Prepare AWS, GCP, or Azure cloud environments to run VectorMPP in Kubernetes.
Before installing VectorMPP on a Kubernetes cluster, two key preparations must be completed:
- Cloud Credentials Setup
- Kubernetes Cluster Provisioning
We provide a single public GitHub repository containing Terraform configurations organized by platform:
vectormpp-cloud-prep/
├── README.md # (this file)
├── airline-sample-data/ # sample data which can be preloaded
├── aws/
│ ├── credentials/ # IAM roles & policies
│ ├── cluster/ # EKS setup (reference)
│ ├── post.sh # post actions
│ └── README.md # AWS-specific instructions
├── gcp/
│ ├── credentials/ # service accounts & roles
│ ├── cluster/ # GKE setup (reference)
│ ├── yaml/storageclass.yaml # Customized gcp filestore storage class
│ └── README.md # GCP-specific instructions
└── azure/
├── credentials/ # Azure AD roles & identities
├── cluster/ # AKS setup (reference)
├── yaml/storageclass.yaml # Customized Azure file storage class
└── README.md # Azure-specific instructions
⚠️ Note: Not everything in these folders is mandatory.
Some resources are critical and required, while others are examples or optional, depending on your cloud setup.
The critical components for each cloud provider are clearly marked in the platform-specific doc or annotated in the Terraform code comments.
Remote Terraform backends are not preconfigured — recommended for production.
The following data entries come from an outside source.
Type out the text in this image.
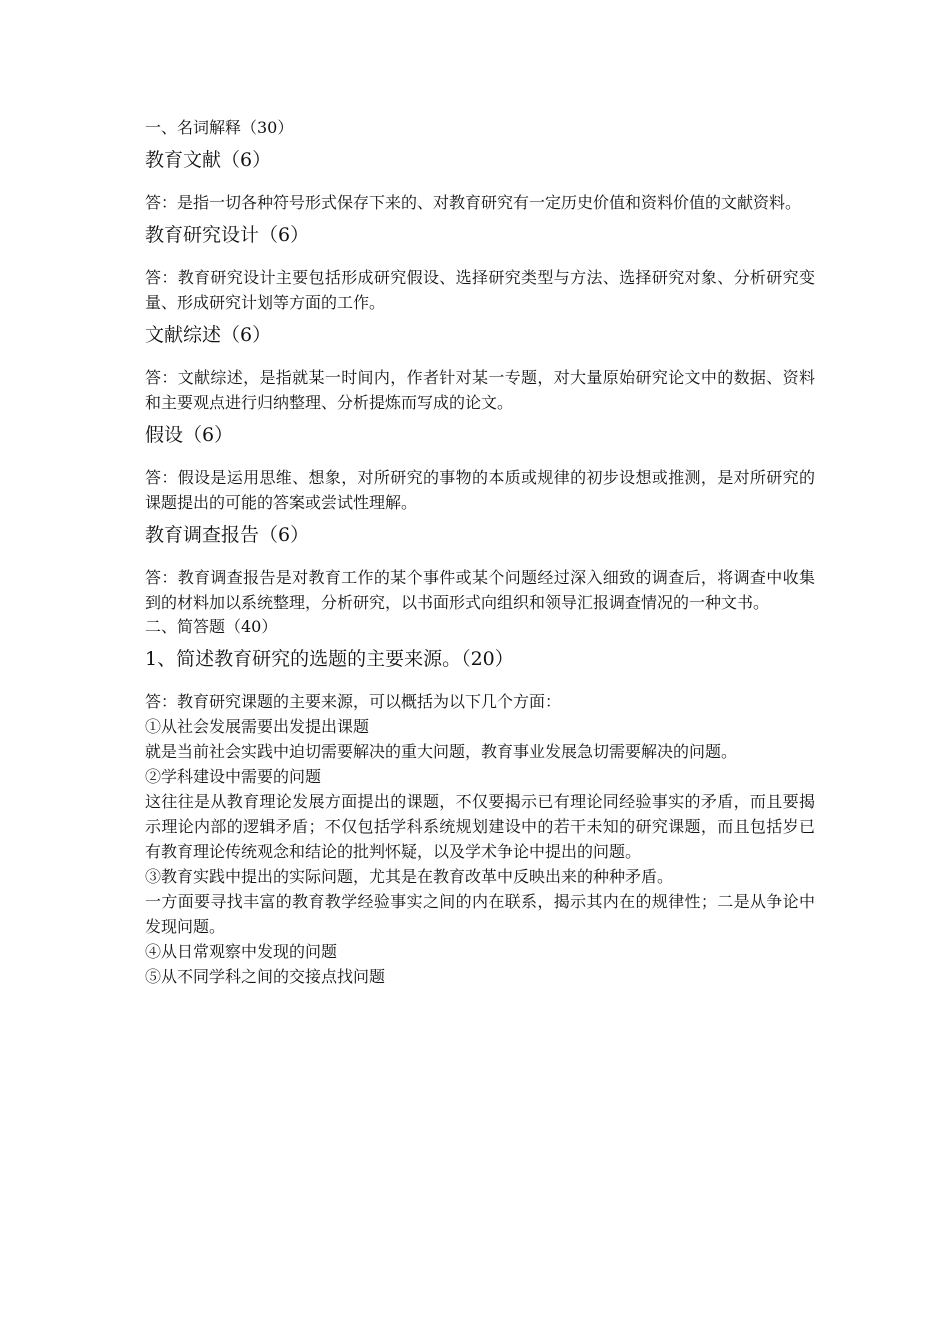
一、名词解释（30）

教育文献（6）

答：是指一切各种符号形式保存下来的、对教育研究有一定历史价值和资料价值的文献资料。

教育研究设计（6）

答：教育研究设计主要包括形成研究假设、选择研究类型与方法、选择研究对象、分析研究变量、形成研究计划等方面的工作。

文献综述（6）

答：文献综述，是指就某一时间内，作者针对某一专题，对大量原始研究论文中的数据、资料和主要观点进行归纳整理、分析提炼而写成的论文。

假设（6）

答：假设是运用思维、想象，对所研究的事物的本质或规律的初步设想或推测，是对所研究的课题提出的可能的答案或尝试性理解。

教育调查报告（6）

答：教育调查报告是对教育工作的某个事件或某个问题经过深入细致的调查后，将调查中收集到的材料加以系统整理，分析研究，以书面形式向组织和领导汇报调查情况的一种文书。

二、简答题（40）

1、简述教育研究的选题的主要来源。（20）

答：教育研究课题的主要来源，可以概括为以下几个方面：

①从社会发展需要出发提出课题

就是当前社会实践中迫切需要解决的重大问题，教育事业发展急切需要解决的问题。

②学科建设中需要的问题

这往往是从教育理论发展方面提出的课题，不仅要揭示已有理论同经验事实的矛盾，而且要揭示理论内部的逻辑矛盾；不仅包括学科系统规划建设中的若干未知的研究课题，而且包括岁已有教育理论传统观念和结论的批判怀疑，以及学术争论中提出的问题。

③教育实践中提出的实际问题，尤其是在教育改革中反映出来的种种矛盾。

一方面要寻找丰富的教育教学经验事实之间的内在联系，揭示其内在的规律性；二是从争论中发现问题。

④从日常观察中发现的问题

⑤从不同学科之间的交接点找问题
- A cloud account (AWS, GCP, or Azure)
- CLI tools:
- Cloud CLI (
aws,gcloud, oraz) terraformkubectlhelm
- Cloud CLI (
-
Clone this repository:
git clone https://github.com/ActianCorp/vectormpp-cloud-prep.git cd vectormpp-cloud-prep -
Choose your platform:
-
Follow the steps to:
- Set up required credentials
- Provision a Kubernetes cluster (or adapt to your own)
-
Proceed to the main VectorMPP installation guide once your environment is ready.
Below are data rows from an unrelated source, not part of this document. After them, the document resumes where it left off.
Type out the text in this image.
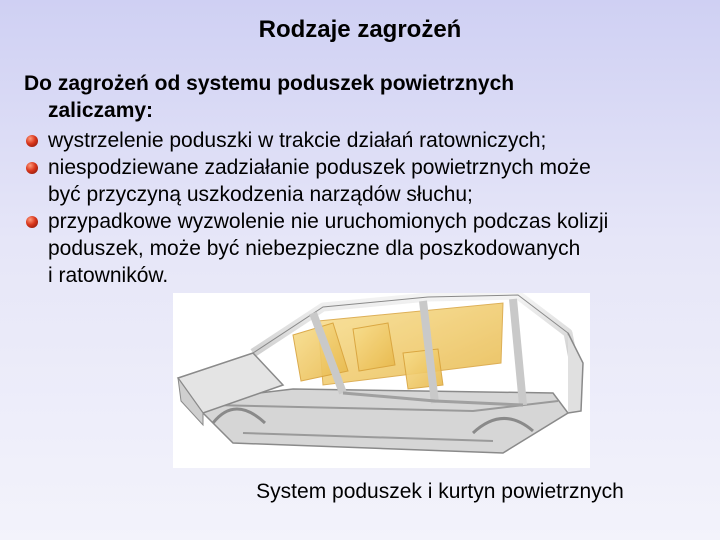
Rodzaje zagrożeń
Do zagrożeń od systemu poduszek powietrznych

zaliczamy:
wystrzelenie poduszki w trakcie działań ratowniczych;
niespodziewane zadziałanie poduszek powietrznych może
być przyczyną uszkodzenia narządów słuchu;
przypadkowe wyzwolenie nie uruchomionych podczas kolizji
poduszek, może być niebezpieczne dla poszkodowanych
i ratowników.
System poduszek i kurtyn powietrznych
VectorMPP can optionally preload a sample airline dataset for demonstration and testing purposes.
This data is stored in airline-sample-data/ and is based on the U.S. DOT Bureau of Transportation Statistics On-Time Performance dataset.
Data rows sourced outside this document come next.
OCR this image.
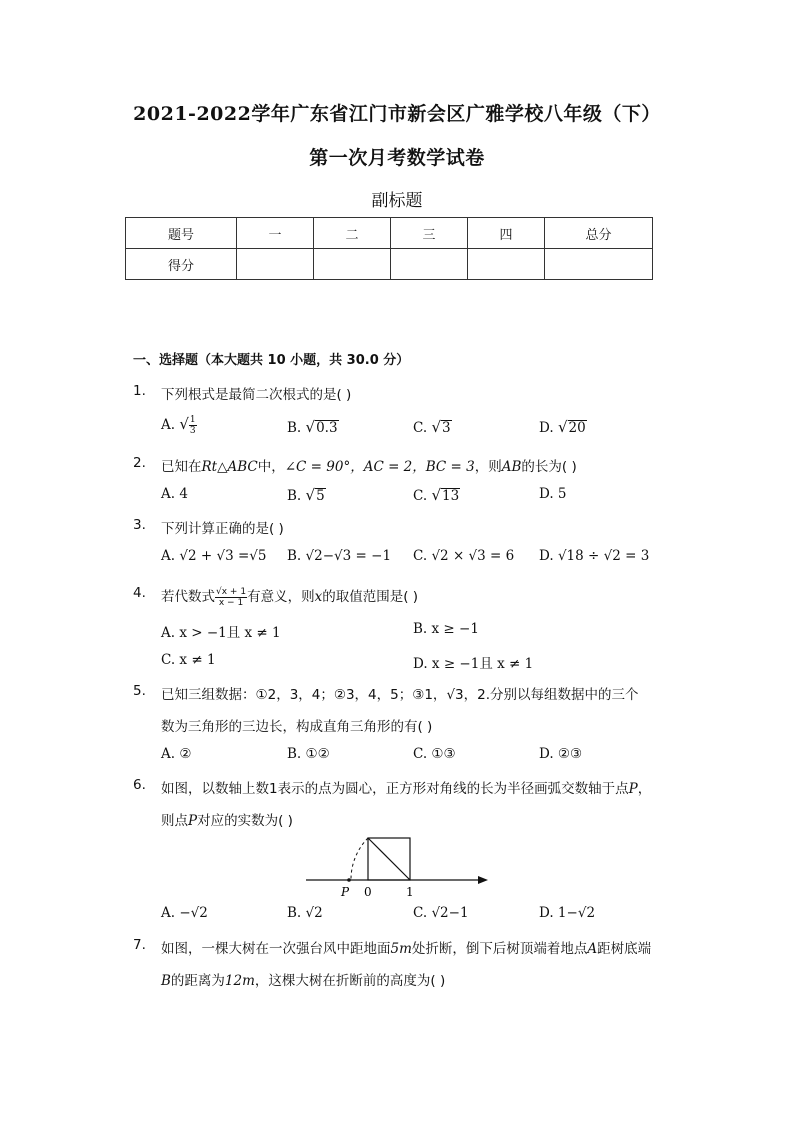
2021-2022学年广东省江门市新会区广雅学校八年级（下）
第一次月考数学试卷
副标题
题号	一	二	三	四	总分
得分					
一、选择题（本大题共 10 小题，共 30.0 分）
1. 下列根式是最简二次根式的是( )
A. √ $\frac{1}{3}$	B. √0.3	C. √3	D. √20
2. 已知在Rt△ABC中，∠C = 90°，AC = 2，BC = 3，则AB的长为( )
A. 4	B. √5	C. √13	D. 5
3. 下列计算正确的是( )
A. √2 + √3 =√5 B. √2−√3 = −1 C. √2 × √3 = 6 D. √18 ÷ √2 = 3
4. 若代数式 $\frac{√x + 1}{x - 1}$ 有意义，则x的取值范围是( )
A. x > −1且 x ≠ 1	B. x ≥ −1
C. x ≠ 1	D. x ≥ −1且 x ≠ 1
5. 已知三组数据：①2，3，4；②3，4，5；③1，√3，2.分别以每组数据中的三个
数为三角形的三边长，构成直角三角形的有( )
A. ②	B. ①②	C. ①③	D. ②③
6. 如图，以数轴上数1表示的点为圆心，正方形对角线的长为半径画弧交数轴于点P，
则点P对应的实数为( )
P 0	1
A. −√2	B. √2	C. √2−1	D. 1−√2
7. 如图，一棵大树在一次强台风中距地面5m处折断，倒下后树顶端着地点A距树底端
B的距离为12m，这棵大树在折断前的高度为( )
If you enable the sample data preload feature in VectorMPP, you must first download and upload the data to your cloud object storage (S3, GCS, or Azure Blob).
-
Generate the sample data locally
cd airline-sample-data chmod +x download.sh ./download.shThis downloads 2018 monthly flight performance data from BTS into
airline-sample-data/data/. -
Verify the data (optional but recommended)
python3 verify.py
If everything matches the lookup tables, you should see all green output.
-
Upload the prepared data to your cloud storage:
- AWS → S3 bucket
aws s3 cp data/ s3://<your-sample-data-bucket>/ --recursive
- GCP → GCS bucket
gsutil -m cp -r data/* gs://<your-sample-data-bucket>/
- Azure → Blob container
az storage blob upload-batch -d <container-name> -s data/
- AWS → S3 bucket
-
Configure VectorMPP to point to the location of your uploaded sample data when enabling preload.